Treasury and the IRS intend to issue streamlined procedures for employers who wish to file refund claims for payroll taxes paid on previously taxed health insurance and other benefits provided to same-sex spouses. Treasury and IRS also intend to issue further guidance on cafeteria plans and on how qualified retirement plans and other tax-favored arrangements should treat same-sex spouses for periods before the effective date of Revenue Ruling 2013-17.

Other agencies may provide guidance on federal programs they run that are affected by the Internal Revenue Code, Treasury said.

Are Employers Obligated to Provide Equal Treatment?

Are employers located in states that do not recognize same-sex marriage now required to grant access to health care benefits to the spouses of employees in legal same-sex marriages (entered into elsewhere), if they grant health benefits to spouses in opposite-sex marriages?

“This is an open question, and only time and legal challenges—which there are certain to be—will tell,” commented Todd Solomon of McDermott Will & Emery LLP.

Employers are not “required” to offer medical plan coverage to same-sex spouses the way they are required to offer a qualified joint and survivor annuity (QJSA) and a qualified preretirement survivor annuity (QPSA) in a pension plan because there are no similar statutory benefit mandates in the welfare plan context, Solomon explained. However, “employers that do not cover same-sex spouses will be very vulnerable to discrimination claims, in particular sex discrimination under Title VII. State and local discrimination claims are also possible, but private sector employers can likely argue that these claims are preempted by ERISA. But ERISA does not preempt Title VII.”

While Title VII does not protect against sexual orientation discrimination, Solomon pointed out that guidance from the Equal Employment Opportunity Commission suggests that it might interpret this type of exclusion of same-sex spouses as sex discrimination, and therefore “an employer denying coverage to a same-sex spouse will be at risk for having to defend a costly sex discrimination lawsuit.”

Retroactive Application and Refund Claims

The IRS set a prospective effective date for the ruling of Sept. 16, 2013. Legally married same-sex couples must file their 2013 federal income tax return using either the “married filing jointly” or “married filing separately” filing status.

For prior tax years still open under the statute of limitations, individuals who were in same-sex marriages may opt to file original or amended returns choosing to be treated as married for federal tax purposes. Generally, the statute of limitations for filing a refund claim is three years from the date the return was filed or two years from the date the tax was paid, whichever is later. As a result, refund claims can still be filed for tax years 2010, 2011, and 2012. Some taxpayers may have special circumstances (such as signing an agreement with the IRS to keep the statute of limitations open) that permit them to file refund claims for tax years 2009 and earlier.

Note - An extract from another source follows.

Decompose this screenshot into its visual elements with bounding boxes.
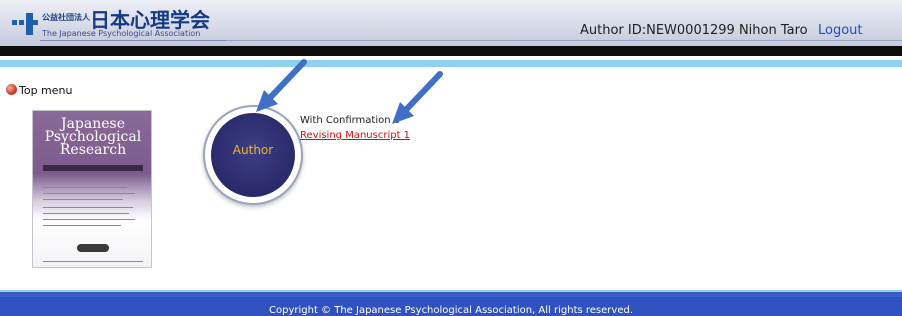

With respect to retroactivity for prior years, “employers are still in wait-and-see mode until the IRS issues further guidance,” said Solomon. “What we know is that employees and employers have the right—but not the obligation—to file for refund claims on past taxes paid on same-sex spouse benefits in open tax years—typically 2010, 2011, and 2012.”

“Employers can expect to get requests from employees for corrected Form W-2s from these prior years,” Solomon noted. “But what is not clear yet is how to handle cafeteria plan participation and tax reporting for prior years and whether adjustments need to be made. The IRS will be issuing more guidance on this issue as well as the retroactive impact of the guidance on retirement benefits that have or in many cases have not been paid to same-sex spouses.”

Along with Revenue Ruling 2013-17, the IRS released two related sets of frequently asked questions and answers:

The IRS ruling “assures legally married same-sex couples that they can move freely throughout the country knowing that their federal filing status will not change,” Treasury Secretary Jacob J. Lew noted in a released statement.